2. The Problem of Unemployment

It turns out that the Fed used the purported correlation between inflation and unemployment as its primary tool for controlling inflation, ignoring all other causes of inflation. When the economy heated up and unemployment dropped, workers gained market power, and their share of national income increased. That led the Fed to raise interest rates leading to a tightening of the economy and usually a recession, as the following chart shows.

Gray bars indicate recessions.

Kelton calls this a “human sacrifice”, forcing some people out of the workforce when they want to work and can be productive. She thinks we are asking too much of the Fed. It can’t spend money into the system; only Congress can do that. All the Fed can do is change the cost of borrowing. If unemployment is too high, the Fed can make borrowing cheaper, but it can’t force anyone to borrow. Usually when unemployment is high, no one wants to borrow. I note that this was what happened after the Great Crash. The Fed cut interest rates to zero and lowered bank reserve requirements, hoping to increase money going into the economy. It didn’t work.

3. The Job Guarantee

Kelton argues that a better way to deal with unemployment is a job guarantee. Every person who wants to work should be able to get a decent job with decent pay and decent benefits. If the private sector won’t provide those jobs, the government should. [3] Kelton discusses this idea and its foundations.

It would probably be impossible for Congress to monitor the economy closely enough to manage full employment by tweaking taxes and spending. A job guarantee would act as a safety-valve and an automatic stabilizer for the economy and help solve this problem, leaving the Fed free to focus on inflation. If the private sector needs all the workers it can find them. If not, the government hires people to do jobs that need doing. There is plenty of work that needs doing, and, as Kelton pointed out elsewhere, we can always use more flowers in our parks and boulevards.

4. Preventing Inflation

So how should Congress budget knowing that the only effective constraint on spending is inflation? What would change? The way Congress currently works is that every bill that calls for expenditures gets a score from the Congressional Budget Office that assesses the impact of the expenditure on the deficit over a ten-year period. If inflation were the constraint, then the CBO would offer a score based on the probable impact of the expenditure on inflation. If the economy is, as now, operating well below its capacity for producing goods and services, the possibility of inflation would be low.
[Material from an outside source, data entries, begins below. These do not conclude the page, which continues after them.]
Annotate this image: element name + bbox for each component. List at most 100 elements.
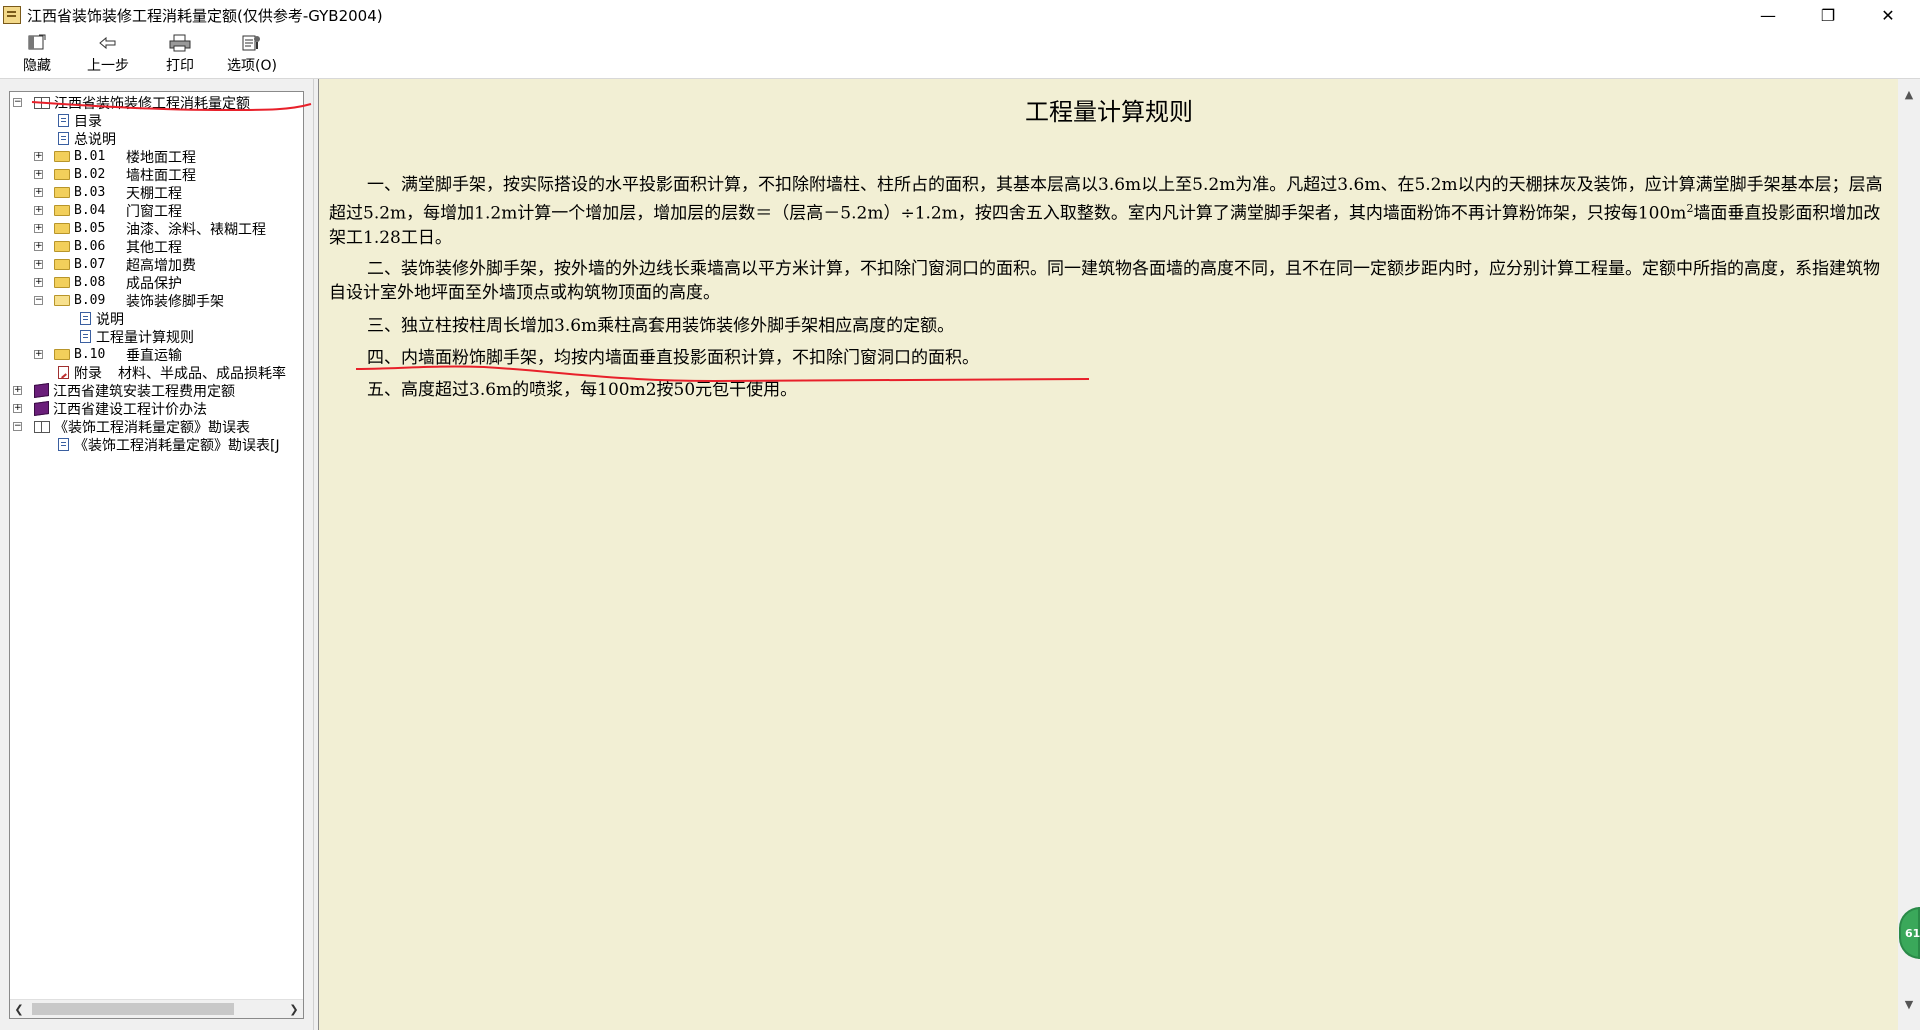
chapter-name: 楼地面工程 bbox=[126, 149, 196, 166]
hide-button[interactable]: 隐藏 bbox=[18, 32, 56, 76]
open-book-icon bbox=[34, 96, 50, 109]
tree-item-chapter-expanded[interactable]: − B.09 装饰装修脚手架 bbox=[10, 292, 224, 310]
rule-paragraph-2: 二、装饰装修外脚手架，按外墙的外边线长乘墙高以平方米计算，不扣除门窗洞口的面积。… bbox=[329, 259, 1880, 303]
document-title: 工程量计算规则 bbox=[1025, 98, 1193, 126]
appendix-name: 材料、半成品、成品损耗率 bbox=[118, 365, 286, 382]
badge-text: 61 bbox=[1905, 926, 1920, 940]
expand-icon[interactable]: + bbox=[13, 404, 22, 413]
tree-item-chapter[interactable]: + B.04 门窗工程 bbox=[10, 202, 182, 220]
expand-icon[interactable]: + bbox=[34, 260, 43, 269]
expand-icon[interactable]: + bbox=[34, 206, 43, 215]
folder-icon bbox=[54, 223, 70, 234]
rule-paragraph-1: 一、满堂脚手架，按实际搭设的水平投影面积计算，不扣除附墙柱、柱所占的面积，其基本… bbox=[329, 173, 1887, 250]
tree-item-chapter[interactable]: + B.03 天棚工程 bbox=[10, 184, 182, 202]
expand-icon[interactable]: + bbox=[34, 350, 43, 359]
tree-item-book-expanded[interactable]: − 《装饰工程消耗量定额》勘误表 bbox=[10, 418, 250, 436]
chapter-name: 成品保护 bbox=[126, 275, 182, 292]
tree-item-b09-note[interactable]: 说明 bbox=[80, 310, 124, 328]
tree-item-chapter[interactable]: + B.08 成品保护 bbox=[10, 274, 182, 292]
print-button[interactable]: 打印 bbox=[163, 32, 197, 76]
tree-item-general[interactable]: 总说明 bbox=[58, 130, 116, 148]
tree-item-appendix[interactable]: 附录 材料、半成品、成品损耗率 bbox=[58, 364, 286, 382]
back-button[interactable]: 上一步 bbox=[84, 32, 132, 76]
options-label: 选项(O) bbox=[227, 58, 277, 74]
expand-icon[interactable]: + bbox=[34, 170, 43, 179]
chapter-name: 超高增加费 bbox=[126, 257, 196, 274]
collapse-icon[interactable]: − bbox=[13, 422, 22, 431]
page-icon bbox=[58, 114, 69, 127]
tree-item-chapter[interactable]: + B.06 其他工程 bbox=[10, 238, 182, 256]
options-button[interactable]: 选项(O) bbox=[225, 32, 279, 76]
minimize-button[interactable]: — bbox=[1745, 0, 1791, 30]
options-icon bbox=[241, 32, 263, 54]
tree-item-toc[interactable]: 目录 bbox=[58, 112, 102, 130]
hide-label: 隐藏 bbox=[23, 58, 51, 74]
chapter-code: B.08 bbox=[74, 275, 106, 290]
collapse-icon[interactable]: − bbox=[13, 98, 22, 107]
chapter-code: B.03 bbox=[74, 185, 106, 200]
chapter-name: 油漆、涂料、裱糊工程 bbox=[126, 221, 266, 238]
page-icon bbox=[80, 312, 91, 325]
tree-item-book[interactable]: + 江西省建筑安装工程费用定额 bbox=[10, 382, 235, 400]
folder-icon bbox=[54, 241, 70, 252]
tree-view: − 江西省装饰装修工程消耗量定额 目录 总说明 + B.01 楼地面工程 + B… bbox=[9, 91, 312, 1019]
tree-horizontal-scrollbar[interactable]: ❮ ❯ bbox=[10, 999, 303, 1018]
open-book-icon bbox=[34, 420, 50, 433]
tree-item-chapter[interactable]: + B.02 墙柱面工程 bbox=[10, 166, 196, 184]
tree-item-errata[interactable]: 《装饰工程消耗量定额》勘误表[J bbox=[58, 436, 280, 454]
rule-paragraph-4: 四、内墙面粉饰脚手架，均按内墙面垂直投影面积计算，不扣除门窗洞口的面积。 bbox=[367, 348, 979, 368]
expand-icon[interactable]: + bbox=[34, 152, 43, 161]
scroll-thumb[interactable] bbox=[32, 1003, 234, 1015]
tree-item-chapter[interactable]: + B.05 油漆、涂料、裱糊工程 bbox=[10, 220, 266, 238]
chapter-name: 门窗工程 bbox=[126, 203, 182, 220]
hide-icon bbox=[27, 32, 47, 54]
folder-icon bbox=[54, 169, 70, 180]
tree-item-root-book[interactable]: − 江西省装饰装修工程消耗量定额 bbox=[10, 94, 250, 112]
rule-paragraph-3: 三、独立柱按柱周长增加3.6m乘柱高套用装饰装修外脚手架相应高度的定额。 bbox=[367, 316, 955, 336]
back-label: 上一步 bbox=[87, 58, 129, 74]
maximize-icon: ❐ bbox=[1820, 5, 1836, 25]
expand-icon[interactable]: + bbox=[34, 224, 43, 233]
expand-icon[interactable]: + bbox=[34, 278, 43, 287]
rule-text: 一、满堂脚手架，按实际搭设的水平投影面积计算，不扣除附墙柱、柱所占的面积，其基本… bbox=[329, 175, 1883, 224]
scroll-up-icon[interactable]: ▲ bbox=[1898, 85, 1920, 103]
scroll-down-icon[interactable]: ▼ bbox=[1898, 995, 1920, 1013]
chapter-name: 垂直运输 bbox=[126, 347, 182, 364]
tree-item-chapter[interactable]: + B.01 楼地面工程 bbox=[10, 148, 196, 166]
expand-icon[interactable]: + bbox=[34, 188, 43, 197]
scroll-right-icon[interactable]: ❯ bbox=[286, 1001, 302, 1017]
close-button[interactable]: ✕ bbox=[1865, 0, 1911, 30]
maximize-button[interactable]: ❐ bbox=[1805, 0, 1851, 30]
chapter-name: 天棚工程 bbox=[126, 185, 182, 202]
book-icon bbox=[34, 400, 49, 417]
minimize-icon: — bbox=[1760, 5, 1776, 25]
tree-item-b09-rules-selected[interactable]: 工程量计算规则 bbox=[80, 328, 194, 346]
rule-paragraph-5: 五、高度超过3.6m的喷浆，每100m2按50元包干使用。 bbox=[367, 380, 798, 400]
open-folder-icon bbox=[54, 295, 70, 306]
tree-item-chapter[interactable]: + B.10 垂直运输 bbox=[10, 346, 182, 364]
folder-icon bbox=[54, 205, 70, 216]
chapter-code: B.05 bbox=[74, 221, 106, 236]
tree-label: 说明 bbox=[96, 311, 124, 328]
chapter-code: B.09 bbox=[74, 293, 106, 308]
page-icon bbox=[58, 132, 69, 145]
tree-item-book[interactable]: + 江西省建设工程计价办法 bbox=[10, 400, 207, 418]
document-view: 工程量计算规则 一、满堂脚手架，按实际搭设的水平投影面积计算，不扣除附墙柱、柱所… bbox=[318, 79, 1898, 1030]
folder-icon bbox=[54, 277, 70, 288]
chapter-code: B.02 bbox=[74, 167, 106, 182]
scroll-left-icon[interactable]: ❮ bbox=[11, 1001, 27, 1017]
chapter-name: 墙柱面工程 bbox=[126, 167, 196, 184]
tree-label: 《装饰工程消耗量定额》勘误表 bbox=[54, 419, 250, 436]
book-icon bbox=[34, 382, 49, 399]
tree-label: 江西省建筑安装工程费用定额 bbox=[53, 383, 235, 400]
tree-label: 江西省装饰装修工程消耗量定额 bbox=[54, 95, 250, 112]
chapter-code: B.10 bbox=[74, 347, 106, 362]
collapse-icon[interactable]: − bbox=[34, 296, 43, 305]
tree-item-chapter[interactable]: + B.07 超高增加费 bbox=[10, 256, 196, 274]
close-icon: ✕ bbox=[1881, 5, 1895, 25]
document-vertical-scrollbar[interactable]: ▲ ▼ bbox=[1898, 79, 1920, 1030]
chapter-code: B.04 bbox=[74, 203, 106, 218]
folder-icon bbox=[54, 349, 70, 360]
expand-icon[interactable]: + bbox=[34, 242, 43, 251]
expand-icon[interactable]: + bbox=[13, 386, 22, 395]
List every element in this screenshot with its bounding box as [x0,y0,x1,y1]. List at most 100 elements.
If the economy is close to capacity, either as a whole or in part related to the area of expenditures, then Congress has to make hard calls. How important is the expenditure? Can we create “fiscal space” for the expenditure with taxes? For example, in the case of the entire economy humming along, a general income tax hike would take money out of most people’s hands so they would not be buying as much, leaving room for the government to buy more. If there is a bottleneck, a more focused tax or some other step might be necessary.


MMT recognizes that inflation is a crucial problem. It shows how it arises and how we should protect ourselves from it.

[Graphic via Grand Rapids Community Media Center under Creative Commons license-Attribution, No Derivatives]

[1] Marx said that the reserve army of labour is a necessary part of capitalism. Hmmm.

[2] This relationship is embodied in the Philips Curve. I discuss it here.

[3] Other economists favor a universal basic income. Both have the added benefit of freeing workers from abusive or irritating employers. Your family won’t starve if you walk out on a bad situation.